Arrive sur scène, un jeune homme, vêtu simplement. Une chevelure noire, mi-longue encadre un visage aux traits fins, un grain de beauté au-dessus de la lèvre. Sa paire de lunettes à la (presque) Nana Mouskouri… Aux premières notes, d’A vava inouva, je découvre une langue méconnue. Il vient de soulever une multitude de questions dans mon esprit pris en tenaille par l’émotion et l’agitation. Attendrie par la beauté de sa voix et de la mélodie, je me mets à rêver, au jour, où je chanterai dans les chœurs…

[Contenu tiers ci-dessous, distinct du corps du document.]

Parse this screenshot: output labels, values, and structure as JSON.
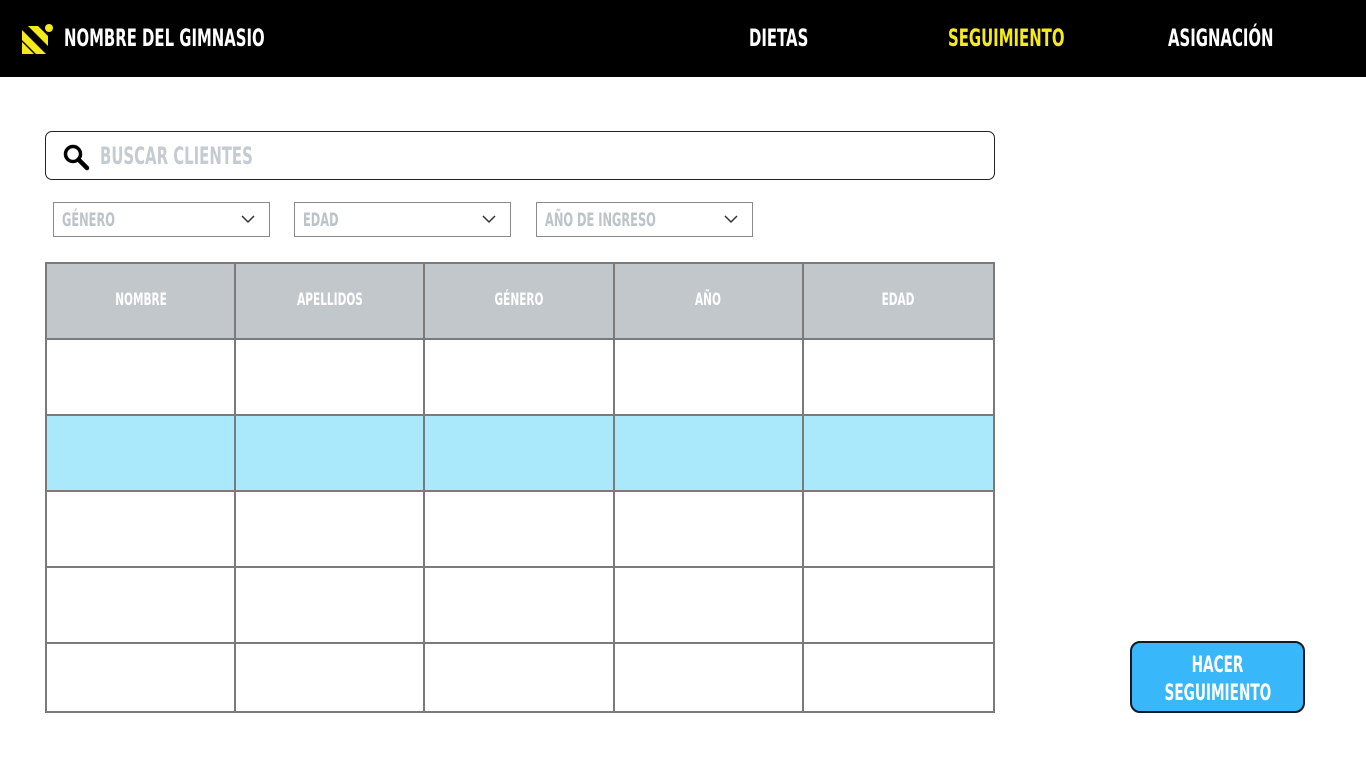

Tout au long de ce concert, une unique question : « Pourquoi cette langue m’est-elle inconnue » ?
Idir a souscrit à ma compréhension, quelques années plus tard, des choix politiques et culturels des néo-colonisateurs Ben Bella, Boumedienne. Ils sont très révélateurs de l’absence de pluralisme à tous les niveaux, même si je suis une très jeune militante.
Idir, c’est une partie de ma jeunesse, cette « Beurette» fille d’immigré.e. et de l’Exil. Idir c’est l’Histoire de l’Algérie, et d’un engagement politique. Bien au-delà du pourtour de la Méditerranée, Idir n’a jamais été un chasseur d’Etoiles… il restera un chasseur de Lumières. Idir, c’est l’immensité d’une vie vouée à éveiller nos consciences d’hommes, de femmes, de sœurs, de frères, autour de la chanson kabyle, pas uniquement comme porte-voix d’une poésie ancestrale où toutes les pudeurs filiales sont défiées dans « Ssendu », « Welma », « Lettre à ma fille ». Idir, ce sont ces mélodies si douces mais ses paroles si justes et sans équivoque quand « Tagrawla » frissonne et révolutionne l’Amaziɣ.
Idir, c’est la « Maison bleue », Maxime Le Forestier, Aznavour, Cabrel, quand chacun de nous (re)devient Kabyle… et que nos « Identités » s’éveillent et se mêlent pour œuvrer à l’émancipation de l’Humanité.
« Pour que la chanson kabyle sorte de cette espèce de ghetto doucereux où elle a tendance à couler des heures tranquilles, il faudrait que beaucoup de choses changent dans la tête des gens. Il faudrait qu’il y ait une certaine évolution dans leurs mœurs, dans leurs manières de vivre, de voir. J’ai l’impression qu’elle ne répond plus aux questions que les gens se posent. Elle est redevenue une sorte de stéréotype où l’on sait qu’il faut placer telle ou telle instrumentation. »
(Idir, Tiddukla N° 3, 1985)
« J’ai eu la chance d’avoir une grand-mère et une mère poétesse »
(Idir, Actualités et culture berbères, n° 56/57, 2007)
1-Le Palais des Glaces est une salle de spectacle parisienne édifiée en 1876 au 37 rue du Faubourg du Temple – Paris 10ème. Spécialisée dans le café-théâtre, elle oscille entre music-hall et théâtre. La salle est entièrement reconstruite en 1924 pour devenir le Grand cinéma du Palais des Glaces (façade recouverte de miroirs). En 1970, la salle abandonne le cinéma et redevient salle de spectacle de musique (Marcel Dadi, Touré Kounda, Nina Simone, les Clash….).
Au titre de tous les illustres artistes qui s’y sont produits, la Direction du Palais des Glaces peut s’enorgueillir d’avoir reçu le chanteur Idir en 1977.